Area theatergoers may be familiar with O’Neal either through her work with several local companies as a stage manager or crew member or through her work, which she often donates to theater raffles and silent auctions. Most recently, she donated a pet painting to Uptown Players’ Broadway Our Way auction in June. Ryan Teschner was the lucky winner.

“Honestly, I’ve been bidding on that pet portrait for nearly a decade,” Tezzchner said. “I have told several people of my quest to win, and they laugh, telling me I could have just paid for it by now.

“Every year I’m excited to see that Cathy is still donating her time for the fundraiser. And even though I’ve now won, I will continue to put tickets in that [auction] jar as long as it’s there,” he added.

O’Neal’s work theater goes way back before her pet paintings – particularly with Uptown.

“I have known [Uptown producer Jeff Rane] for a long time, from when he was acting at Theatre Arlington where I stage managed,” she said “When he and Craig decided to start Uptown Players, we were excited and knew they would succeed.”

Local actor and director B.J. Cleveland was in Uptown’s first show and is also O’Neal’s best friend.

So she jumped backstage to help out. Then she was hired as a stage manager in the company’s second season.

Since then she’s worked with Theatre Three, Circle Theatre and Theatre Arlington.
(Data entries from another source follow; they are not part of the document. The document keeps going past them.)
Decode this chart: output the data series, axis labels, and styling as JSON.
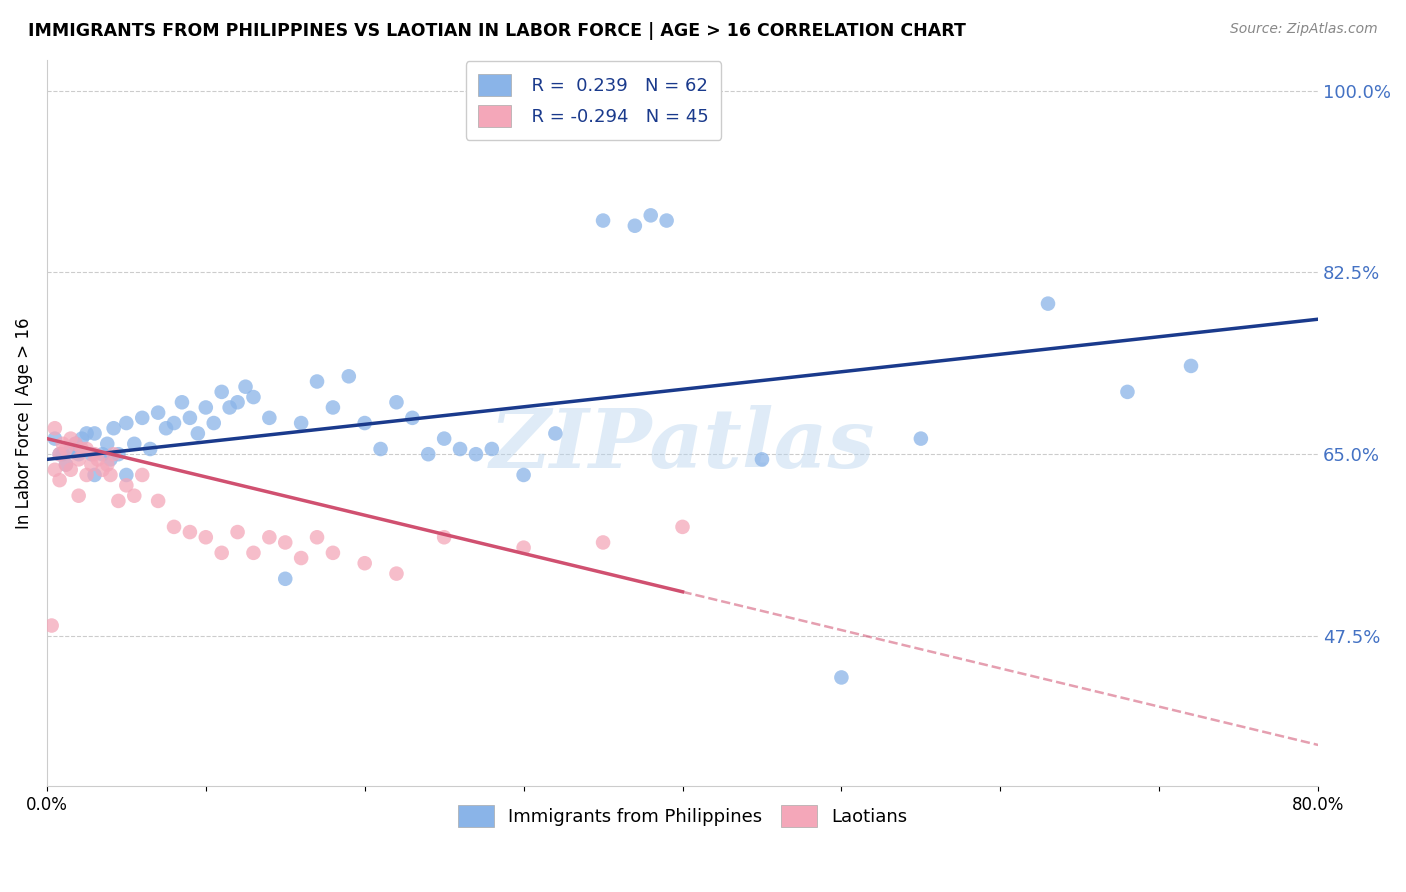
{
  "title": "IMMIGRANTS FROM PHILIPPINES VS LAOTIAN IN LABOR FORCE | AGE > 16 CORRELATION CHART",
  "source": "Source: ZipAtlas.com",
  "ylabel": "In Labor Force | Age > 16",
  "yticks": [
    100.0,
    82.5,
    65.0,
    47.5
  ],
  "ytick_labels": [
    "100.0%",
    "82.5%",
    "65.0%",
    "47.5%"
  ],
  "xlim": [
    0.0,
    80.0
  ],
  "ylim": [
    33.0,
    103.0
  ],
  "legend_blue_r": "R =  0.239",
  "legend_blue_n": "N = 62",
  "legend_pink_r": "R = -0.294",
  "legend_pink_n": "N = 45",
  "legend_label_blue": "Immigrants from Philippines",
  "legend_label_pink": "Laotians",
  "blue_color": "#8ab4e8",
  "pink_color": "#f4a7b9",
  "blue_line_color": "#1a3a8c",
  "pink_line_color": "#e07090",
  "pink_line_solid_color": "#d05070",
  "watermark": "ZIPatlas",
  "blue_line_start_y": 64.5,
  "blue_line_end_y": 78.0,
  "pink_line_start_y": 66.5,
  "pink_line_end_y": 37.0,
  "pink_solid_end_x": 40.0,
  "blue_scatter_x": [
    0.5,
    0.8,
    1.0,
    1.2,
    1.5,
    1.8,
    2.0,
    2.2,
    2.5,
    2.8,
    3.0,
    3.0,
    3.5,
    3.8,
    4.0,
    4.2,
    4.5,
    5.0,
    5.0,
    5.5,
    6.0,
    6.5,
    7.0,
    7.5,
    8.0,
    8.5,
    9.0,
    9.5,
    10.0,
    10.5,
    11.0,
    11.5,
    12.0,
    12.5,
    13.0,
    14.0,
    15.0,
    16.0,
    17.0,
    18.0,
    19.0,
    20.0,
    21.0,
    22.0,
    23.0,
    24.0,
    25.0,
    26.0,
    27.0,
    28.0,
    30.0,
    32.0,
    35.0,
    37.0,
    38.0,
    39.0,
    45.0,
    50.0,
    55.0,
    63.0,
    68.0,
    72.0
  ],
  "blue_scatter_y": [
    66.5,
    65.0,
    65.0,
    64.0,
    65.5,
    66.0,
    65.0,
    66.5,
    67.0,
    65.0,
    63.0,
    67.0,
    65.0,
    66.0,
    64.5,
    67.5,
    65.0,
    63.0,
    68.0,
    66.0,
    68.5,
    65.5,
    69.0,
    67.5,
    68.0,
    70.0,
    68.5,
    67.0,
    69.5,
    68.0,
    71.0,
    69.5,
    70.0,
    71.5,
    70.5,
    68.5,
    53.0,
    68.0,
    72.0,
    69.5,
    72.5,
    68.0,
    65.5,
    70.0,
    68.5,
    65.0,
    66.5,
    65.5,
    65.0,
    65.5,
    63.0,
    67.0,
    87.5,
    87.0,
    88.0,
    87.5,
    64.5,
    43.5,
    66.5,
    79.5,
    71.0,
    73.5
  ],
  "pink_scatter_x": [
    0.3,
    0.5,
    0.5,
    0.8,
    0.8,
    1.0,
    1.2,
    1.2,
    1.5,
    1.5,
    1.8,
    2.0,
    2.0,
    2.2,
    2.5,
    2.5,
    2.8,
    3.0,
    3.2,
    3.5,
    3.8,
    4.0,
    4.2,
    4.5,
    5.0,
    5.5,
    6.0,
    7.0,
    8.0,
    9.0,
    10.0,
    11.0,
    12.0,
    13.0,
    14.0,
    15.0,
    16.0,
    17.0,
    18.0,
    20.0,
    22.0,
    25.0,
    30.0,
    35.0,
    40.0
  ],
  "pink_scatter_y": [
    48.5,
    67.5,
    63.5,
    65.0,
    62.5,
    66.0,
    65.5,
    64.0,
    66.5,
    63.5,
    66.0,
    64.5,
    61.0,
    65.5,
    63.0,
    65.5,
    64.0,
    65.0,
    64.5,
    63.5,
    64.0,
    63.0,
    65.0,
    60.5,
    62.0,
    61.0,
    63.0,
    60.5,
    58.0,
    57.5,
    57.0,
    55.5,
    57.5,
    55.5,
    57.0,
    56.5,
    55.0,
    57.0,
    55.5,
    54.5,
    53.5,
    57.0,
    56.0,
    56.5,
    58.0
  ]
}
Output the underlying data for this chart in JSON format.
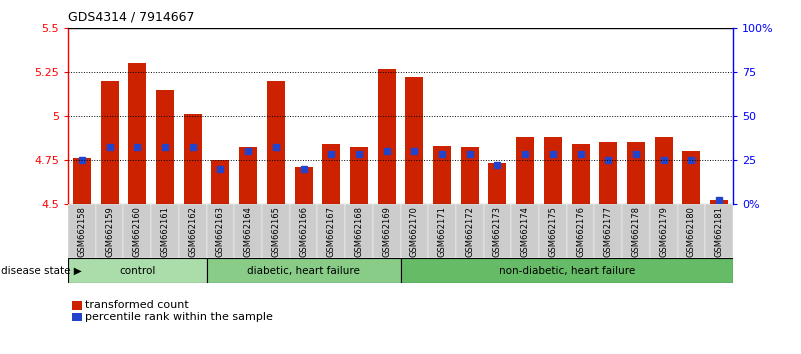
{
  "title": "GDS4314 / 7914667",
  "samples": [
    "GSM662158",
    "GSM662159",
    "GSM662160",
    "GSM662161",
    "GSM662162",
    "GSM662163",
    "GSM662164",
    "GSM662165",
    "GSM662166",
    "GSM662167",
    "GSM662168",
    "GSM662169",
    "GSM662170",
    "GSM662171",
    "GSM662172",
    "GSM662173",
    "GSM662174",
    "GSM662175",
    "GSM662176",
    "GSM662177",
    "GSM662178",
    "GSM662179",
    "GSM662180",
    "GSM662181"
  ],
  "red_values": [
    4.76,
    5.2,
    5.3,
    5.15,
    5.01,
    4.75,
    4.82,
    5.2,
    4.71,
    4.84,
    4.82,
    5.27,
    5.22,
    4.83,
    4.82,
    4.73,
    4.88,
    4.88,
    4.84,
    4.85,
    4.85,
    4.88,
    4.8,
    4.52
  ],
  "blue_values": [
    25,
    32,
    32,
    32,
    32,
    20,
    30,
    32,
    20,
    28,
    28,
    30,
    30,
    28,
    28,
    22,
    28,
    28,
    28,
    25,
    28,
    25,
    25,
    2
  ],
  "groups": [
    {
      "label": "control",
      "start": 0,
      "end": 5,
      "color": "#aaddaa"
    },
    {
      "label": "diabetic, heart failure",
      "start": 5,
      "end": 12,
      "color": "#88cc88"
    },
    {
      "label": "non-diabetic, heart failure",
      "start": 12,
      "end": 24,
      "color": "#66bb66"
    }
  ],
  "ylim_left": [
    4.5,
    5.5
  ],
  "ylim_right": [
    0,
    100
  ],
  "yticks_left": [
    4.5,
    4.75,
    5.0,
    5.25,
    5.5
  ],
  "yticks_right": [
    0,
    25,
    50,
    75,
    100
  ],
  "ytick_labels_left": [
    "4.5",
    "4.75",
    "5",
    "5.25",
    "5.5"
  ],
  "ytick_labels_right": [
    "0%",
    "25",
    "50",
    "75",
    "100%"
  ],
  "hlines": [
    4.75,
    5.0,
    5.25
  ],
  "bar_color": "#cc2200",
  "blue_color": "#2244cc",
  "plot_bg_color": "#ffffff",
  "tick_bg_color": "#cccccc",
  "legend_items": [
    {
      "color": "#cc2200",
      "label": "transformed count"
    },
    {
      "color": "#2244cc",
      "label": "percentile rank within the sample"
    }
  ]
}
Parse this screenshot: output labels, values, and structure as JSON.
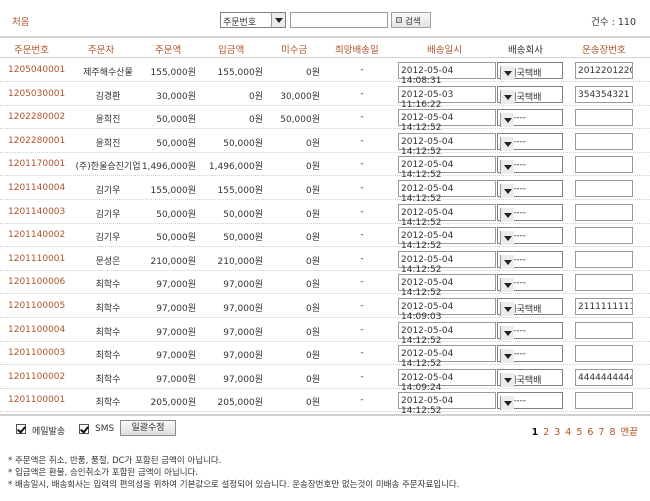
{
  "topbar": {
    "first_link": "처음",
    "search_field": "주문번호",
    "search_value": "",
    "search_button": "검색",
    "count": "건수 : 110"
  },
  "columns": {
    "order_no": "주문번호",
    "orderer": "주문자",
    "order_amount": "주문액",
    "deposit": "입금액",
    "unpaid": "미수금",
    "desired_date": "희망배송일",
    "ship_datetime": "배송일시",
    "courier": "배송회사",
    "tracking": "운송장번호"
  },
  "rows": [
    {
      "order_no": "1205040001",
      "orderer": "제주해수산물",
      "order_amount": "155,000원",
      "deposit": "155,000원",
      "unpaid": "0원",
      "desired_date": "-",
      "ship_datetime": "2012-05-04 14:08:31",
      "courier": "우체국택배",
      "tracking": "2012201220"
    },
    {
      "order_no": "1205030001",
      "orderer": "김경환",
      "order_amount": "30,000원",
      "deposit": "0원",
      "unpaid": "30,000원",
      "desired_date": "-",
      "ship_datetime": "2012-05-03 11:16:22",
      "courier": "우체국택배",
      "tracking": "354354321"
    },
    {
      "order_no": "1202280002",
      "orderer": "윤희진",
      "order_amount": "50,000원",
      "deposit": "0원",
      "unpaid": "50,000원",
      "desired_date": "-",
      "ship_datetime": "2012-05-04 14:12:52",
      "courier": "--------",
      "tracking": ""
    },
    {
      "order_no": "1202280001",
      "orderer": "윤희진",
      "order_amount": "50,000원",
      "deposit": "50,000원",
      "unpaid": "0원",
      "desired_date": "-",
      "ship_datetime": "2012-05-04 14:12:52",
      "courier": "--------",
      "tracking": ""
    },
    {
      "order_no": "1201170001",
      "orderer": "(주)한울승진기업",
      "order_amount": "1,496,000원",
      "deposit": "1,496,000원",
      "unpaid": "0원",
      "desired_date": "-",
      "ship_datetime": "2012-05-04 14:12:52",
      "courier": "--------",
      "tracking": ""
    },
    {
      "order_no": "1201140004",
      "orderer": "김기우",
      "order_amount": "155,000원",
      "deposit": "155,000원",
      "unpaid": "0원",
      "desired_date": "-",
      "ship_datetime": "2012-05-04 14:12:52",
      "courier": "--------",
      "tracking": ""
    },
    {
      "order_no": "1201140003",
      "orderer": "김기우",
      "order_amount": "50,000원",
      "deposit": "50,000원",
      "unpaid": "0원",
      "desired_date": "-",
      "ship_datetime": "2012-05-04 14:12:52",
      "courier": "--------",
      "tracking": ""
    },
    {
      "order_no": "1201140002",
      "orderer": "김기우",
      "order_amount": "50,000원",
      "deposit": "50,000원",
      "unpaid": "0원",
      "desired_date": "-",
      "ship_datetime": "2012-05-04 14:12:52",
      "courier": "--------",
      "tracking": ""
    },
    {
      "order_no": "1201110001",
      "orderer": "문성은",
      "order_amount": "210,000원",
      "deposit": "210,000원",
      "unpaid": "0원",
      "desired_date": "-",
      "ship_datetime": "2012-05-04 14:12:52",
      "courier": "--------",
      "tracking": ""
    },
    {
      "order_no": "1201100006",
      "orderer": "최학수",
      "order_amount": "97,000원",
      "deposit": "97,000원",
      "unpaid": "0원",
      "desired_date": "-",
      "ship_datetime": "2012-05-04 14:12:52",
      "courier": "--------",
      "tracking": ""
    },
    {
      "order_no": "1201100005",
      "orderer": "최학수",
      "order_amount": "97,000원",
      "deposit": "97,000원",
      "unpaid": "0원",
      "desired_date": "-",
      "ship_datetime": "2012-05-04 14:09:03",
      "courier": "우체국택배",
      "tracking": "2111111111"
    },
    {
      "order_no": "1201100004",
      "orderer": "최학수",
      "order_amount": "97,000원",
      "deposit": "97,000원",
      "unpaid": "0원",
      "desired_date": "-",
      "ship_datetime": "2012-05-04 14:12:52",
      "courier": "--------",
      "tracking": ""
    },
    {
      "order_no": "1201100003",
      "orderer": "최학수",
      "order_amount": "97,000원",
      "deposit": "97,000원",
      "unpaid": "0원",
      "desired_date": "-",
      "ship_datetime": "2012-05-04 14:12:52",
      "courier": "--------",
      "tracking": ""
    },
    {
      "order_no": "1201100002",
      "orderer": "최학수",
      "order_amount": "97,000원",
      "deposit": "97,000원",
      "unpaid": "0원",
      "desired_date": "-",
      "ship_datetime": "2012-05-04 14:09:24",
      "courier": "우체국택배",
      "tracking": "4444444444"
    },
    {
      "order_no": "1201100001",
      "orderer": "최학수",
      "order_amount": "205,000원",
      "deposit": "205,000원",
      "unpaid": "0원",
      "desired_date": "-",
      "ship_datetime": "2012-05-04 14:12:52",
      "courier": "--------",
      "tracking": ""
    }
  ],
  "footer": {
    "email_label": "메일발송",
    "sms_label": "SMS",
    "bulk_button": "일괄수정",
    "pages": [
      "1",
      "2",
      "3",
      "4",
      "5",
      "6",
      "7",
      "8"
    ],
    "current_page": "1",
    "last_label": "맨끝"
  },
  "notes": [
    "* 주문액은 취소, 반품, 품절, DC가 포함된 금액이 아닙니다.",
    "* 입금액은 환불, 승인취소가 포함된 금액이 아닙니다.",
    "* 배송일시, 배송회사는 입력의 편의성을 위하여 기본값으로 설정되어 있습니다. 운송장번호만 없는것이 미배송 주문자료입니다."
  ],
  "colors": {
    "accent": "#b0532a",
    "border": "#d0d0d0"
  }
}
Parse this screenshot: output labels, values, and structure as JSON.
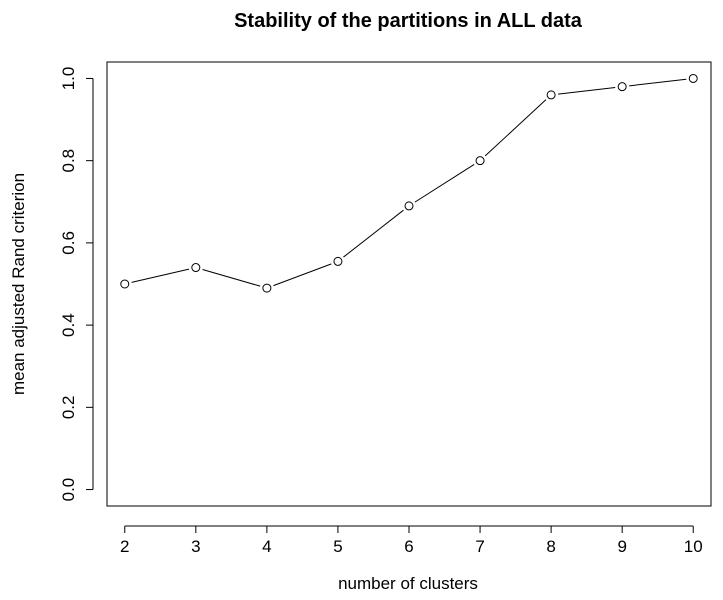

While at Uptown working on Forbidden Broadway, O’Neal joined others for a painting class with wine. She had never painted in her life until then, she said.

“I fell in love hard, and I felt like I could do it,” she said. “I kinda had this talent for it.”

O’Neal bonded with the teacher and even took private classes with her. Her first pet portrait was of her own dog in 2011. Since then, she’s painted 35 dog portraits total — and one cat.

Cathy O’Neal

O’Neal said she actually stayed away from art before because of some middle school trauma.

“We had this art teacher who was just the worst,” she explained. “She belittled us and critiqued us so badly. I was scared to death of her.

“So I came away thinking I was no good for it and never tried art.”

But look at her now.

As she developed her style, O’Neal discovered that she found painting animals to be quite relaxing; when she is painting, she’s not thinking about her household chores or the deadlines for the grants she’s working on as the current development director for Theatre Arlington.

And in painting pets, she has cultivated her passion as well as her somewhat accidental side hustle.

And it was at Uptown she found one of her best and first customers.

“The guys who won the auction were my first paying customers. After I delivered theirs, they ordered portraits for gifts and friends,” she said.

O’Neal paints from photos clients give her and depending on their choices, she creates works on 16×20 or 8×8 canvases.

“I encourage [clients to send] more than one photo so we can look at them together,” she said. “I prefer them to be on solid backgrounds to make it all about the pet, and I like to put them on a bright background. People will tell me that ‘You’ve really captured my dog.’”

Her pricing ranges from $60-$100, and, on average, a painting takes her from two to three weeks to complete.

“I’ll ask if there’s a deadline like a birthday or occasion, and on the sizes, everything is open to negotiation,” she said.